While much has changed, some things are just about the same as the early days of Yankee. “The editorial meetings are similar. We still have to have fresh, entertaining and informative ideas for stories. We have to come up with stuff people want to read,” Jud says. “We have to please the readers with every issue. I never got sick of it in all the years I was editor.”

Each issue brings back memories for Jud; he says when he picks up a 1984 issue, for example, it’s like opening a family album. He is reminded to the writers and the challenges the staff experienced with every issue and all the people he met.

The challenges for Yankee will get no smaller, because the company just purchased a group of magazines from McLean Communications. The challenge does not frighten Jud, who says it’s an exciting time. “If we are successful, who knows, we might acquire more? We don’t have any plans to stop. The business in now in the third generation.”
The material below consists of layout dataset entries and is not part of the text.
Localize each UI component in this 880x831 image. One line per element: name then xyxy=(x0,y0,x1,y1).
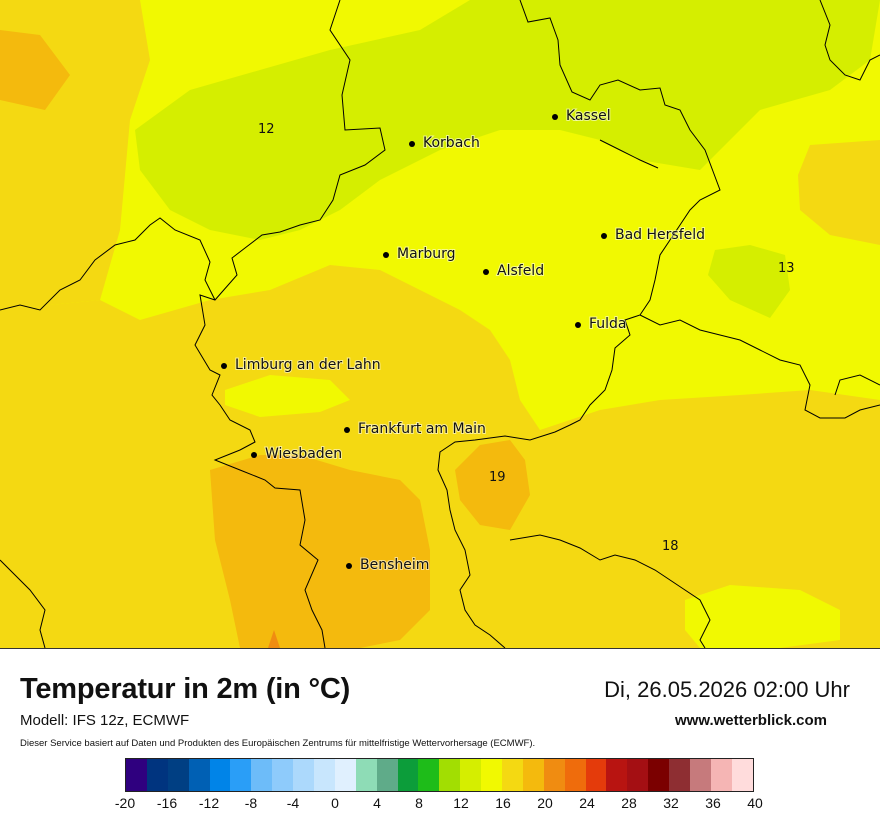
temp-field-orange-sw xyxy=(210,455,430,648)
iso-label-19: 19 xyxy=(489,470,506,485)
color-swatch xyxy=(230,759,251,791)
color-swatch xyxy=(481,759,502,791)
scale-tick-label: -4 xyxy=(287,795,299,811)
scale-tick-label: 20 xyxy=(537,795,553,811)
color-swatch xyxy=(523,759,544,791)
color-swatch xyxy=(126,759,147,791)
city-marker xyxy=(409,141,415,147)
scale-tick-label: 28 xyxy=(621,795,637,811)
city-label-frankfurt: Frankfurt am Main xyxy=(358,421,486,437)
city-marker xyxy=(346,563,352,569)
color-swatch xyxy=(293,759,314,791)
city-label-wiesbaden: Wiesbaden xyxy=(265,446,342,462)
color-swatch xyxy=(669,759,690,791)
color-swatch xyxy=(690,759,711,791)
city-label-bensheim: Bensheim xyxy=(360,557,429,573)
color-swatch xyxy=(356,759,377,791)
color-swatch xyxy=(732,759,753,791)
color-swatch xyxy=(606,759,627,791)
iso-label-18: 18 xyxy=(662,539,679,554)
city-marker xyxy=(483,269,489,275)
scale-tick-label: 36 xyxy=(705,795,721,811)
color-swatch xyxy=(648,759,669,791)
scale-tick-label: -12 xyxy=(199,795,219,811)
city-bad-hersfeld: Bad Hersfeld xyxy=(601,227,705,243)
city-label-bad-hersfeld: Bad Hersfeld xyxy=(615,227,705,243)
color-swatch xyxy=(147,759,168,791)
color-swatch xyxy=(711,759,732,791)
color-swatch xyxy=(544,759,565,791)
color-swatch xyxy=(460,759,481,791)
model-info: Modell: IFS 12z, ECMWF xyxy=(20,712,189,729)
city-marker xyxy=(552,114,558,120)
color-swatch xyxy=(586,759,607,791)
city-label-korbach: Korbach xyxy=(423,135,480,151)
color-scale-ticks: -20 -16 -12 -8 -4 0 4 8 12 16 20 24 28 32 36 40 xyxy=(0,795,880,815)
color-scale-bar xyxy=(125,758,754,792)
color-swatch xyxy=(210,759,231,791)
website-link[interactable]: www.wetterblick.com xyxy=(675,712,827,729)
city-label-marburg: Marburg xyxy=(397,246,456,262)
scale-tick-label: 24 xyxy=(579,795,595,811)
city-marker xyxy=(383,252,389,258)
color-swatch xyxy=(168,759,189,791)
temperature-map: Kassel Korbach Bad Hersfeld Marburg Alsf… xyxy=(0,0,880,648)
forecast-datetime: Di, 26.05.2026 02:00 Uhr xyxy=(604,677,850,703)
color-swatch xyxy=(627,759,648,791)
color-swatch xyxy=(335,759,356,791)
color-swatch xyxy=(439,759,460,791)
city-marker xyxy=(575,322,581,328)
scale-tick-label: 12 xyxy=(453,795,469,811)
color-swatch xyxy=(314,759,335,791)
city-limburg: Limburg an der Lahn xyxy=(221,357,381,373)
legend-footer: Temperatur in 2m (in °C) Modell: IFS 12z… xyxy=(0,648,880,831)
color-swatch xyxy=(398,759,419,791)
city-label-limburg: Limburg an der Lahn xyxy=(235,357,381,373)
scale-tick-label: 0 xyxy=(331,795,339,811)
scale-tick-label: 16 xyxy=(495,795,511,811)
color-swatch xyxy=(251,759,272,791)
scale-tick-label: -20 xyxy=(115,795,135,811)
color-swatch xyxy=(272,759,293,791)
iso-label-12: 12 xyxy=(258,122,275,137)
scale-tick-label: 4 xyxy=(373,795,381,811)
city-marker xyxy=(344,427,350,433)
color-swatch xyxy=(565,759,586,791)
color-swatch xyxy=(418,759,439,791)
color-swatch xyxy=(377,759,398,791)
city-marker xyxy=(221,363,227,369)
color-swatch xyxy=(502,759,523,791)
scale-tick-label: -16 xyxy=(157,795,177,811)
map-title: Temperatur in 2m (in °C) xyxy=(20,673,350,706)
city-marker xyxy=(601,233,607,239)
scale-tick-label: 8 xyxy=(415,795,423,811)
color-swatch xyxy=(189,759,210,791)
ecmwf-disclaimer: Dieser Service basiert auf Daten und Pro… xyxy=(20,738,535,749)
city-frankfurt: Frankfurt am Main xyxy=(344,421,486,437)
map-canvas: Kassel Korbach Bad Hersfeld Marburg Alsf… xyxy=(0,0,880,648)
city-wiesbaden: Wiesbaden xyxy=(251,446,342,462)
city-marker xyxy=(251,452,257,458)
city-label-kassel: Kassel xyxy=(566,108,611,124)
scale-tick-label: 32 xyxy=(663,795,679,811)
iso-label-13: 13 xyxy=(778,261,795,276)
scale-tick-label: -8 xyxy=(245,795,257,811)
scale-tick-label: 40 xyxy=(747,795,763,811)
city-label-fulda: Fulda xyxy=(589,316,627,332)
city-label-alsfeld: Alsfeld xyxy=(497,263,544,279)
Jud reflects, when asked what his Uncle Robb would think of the business today. “He would be so proud. Proud of what we’ve done and very proud of his grandson Jamie Trowbridge, who is now president and CEO. Jamie runs the business and he has done a fabulous job. He’s smart and very diplomatic.”

Undoubtedly Jud’s Uncle Rob would be pretty proud and impressed with the love and care his nephew has put into Yankee over the years. Jud could have stuck to his original plan and moved on long ago, but he found a life and fulfilling work with that little New England magazine started so long ago.

And what about the time when he can’t make it up those office stairs any longer? (Jud laughs when it’s pointed out to him he just might not be 21 any longer!)

Most likely the staff would find a way to get their editor-in-chief to work each day. Jud has earned their respect and caring over the years; there is indeed something to be said for holding down the same job for a lifetime.